De dag werd er niet veel beter op. Ik belandde op de plek waar de man met de hamer zijn feestje had gegeven. Vince had gelijk: het was een verschrikkelijke knoeiboel, waarbij het nu opgedroogde bloed over tweeënhalve muur, een bank en een groot deel van het vroeger beige tapijt was gesproeid. Ik hoorde van een van de smerissen bij de deur dat de man vastzat. Hij had bekend en gezegd dat hij niet wist wat in hem was gevaren. Ik voelde me er niet veel beter door, maar het is mooi te zien dat er zo nu en dan gerechtigheid is, en door het werk werd ik een tijdje van Weiss afgeleid. Het is altijd goed om druk bezig te blijven.
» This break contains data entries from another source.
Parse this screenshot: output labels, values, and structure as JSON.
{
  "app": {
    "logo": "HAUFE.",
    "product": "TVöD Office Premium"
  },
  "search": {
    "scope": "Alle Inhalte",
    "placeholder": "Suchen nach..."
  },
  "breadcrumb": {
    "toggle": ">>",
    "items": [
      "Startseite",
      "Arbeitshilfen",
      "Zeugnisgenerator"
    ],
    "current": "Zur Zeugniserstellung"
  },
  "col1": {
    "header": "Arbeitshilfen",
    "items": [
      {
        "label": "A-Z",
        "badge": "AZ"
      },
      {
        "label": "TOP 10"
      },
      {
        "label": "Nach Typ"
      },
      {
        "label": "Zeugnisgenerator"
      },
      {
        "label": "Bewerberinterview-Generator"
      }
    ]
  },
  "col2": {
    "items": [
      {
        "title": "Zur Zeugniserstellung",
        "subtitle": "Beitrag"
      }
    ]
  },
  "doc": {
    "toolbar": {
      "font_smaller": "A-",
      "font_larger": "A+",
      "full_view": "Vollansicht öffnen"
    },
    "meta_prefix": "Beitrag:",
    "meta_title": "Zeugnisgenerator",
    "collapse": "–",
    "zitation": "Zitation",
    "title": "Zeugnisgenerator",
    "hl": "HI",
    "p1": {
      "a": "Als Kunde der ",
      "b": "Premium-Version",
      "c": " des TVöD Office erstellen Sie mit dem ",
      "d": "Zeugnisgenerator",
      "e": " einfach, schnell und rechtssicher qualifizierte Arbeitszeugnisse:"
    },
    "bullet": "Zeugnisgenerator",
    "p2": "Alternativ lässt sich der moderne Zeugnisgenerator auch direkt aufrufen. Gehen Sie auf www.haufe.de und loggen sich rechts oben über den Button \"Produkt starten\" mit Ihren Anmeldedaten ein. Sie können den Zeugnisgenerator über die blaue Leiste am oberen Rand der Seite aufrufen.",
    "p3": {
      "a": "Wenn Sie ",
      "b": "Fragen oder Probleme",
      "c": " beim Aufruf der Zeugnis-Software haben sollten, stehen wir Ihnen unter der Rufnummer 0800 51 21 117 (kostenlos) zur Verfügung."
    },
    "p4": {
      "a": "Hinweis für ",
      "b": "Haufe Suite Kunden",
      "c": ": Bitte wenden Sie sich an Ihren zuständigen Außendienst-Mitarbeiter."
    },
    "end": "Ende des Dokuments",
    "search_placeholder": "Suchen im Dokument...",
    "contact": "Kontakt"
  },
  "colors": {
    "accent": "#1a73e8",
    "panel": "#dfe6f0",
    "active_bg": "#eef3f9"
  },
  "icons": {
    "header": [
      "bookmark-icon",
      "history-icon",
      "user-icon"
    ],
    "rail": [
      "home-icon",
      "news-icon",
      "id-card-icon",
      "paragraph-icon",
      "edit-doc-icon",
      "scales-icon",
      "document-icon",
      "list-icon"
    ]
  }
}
Maar dat verdreef niet het akelige gevoel dat Weiss er waarschijnlijk net zo over dacht.
34
Ik bleef druk bezig, en Weiss ook. Met Chutsky’s hulp kwam ik te weten dat hij vanuit Havana een vlucht naar Toronto had genomen, die ongeveer rond het tijdstip dat wij op het vliegveld van Havana arriveerden was vertrokken. Maar wat hij daarna had gedaan, kon geen enkele hoeveelheid computerspeurwerk onthullen. Een stemmetje binnen in me stotterde hoopvol dat hij het misschien op zou geven en thuis zou blijven, maar dat stemmetje kreeg antwoord van een geweldige en heel luide, brullende lach van de meeste andere innerlijke stemmen.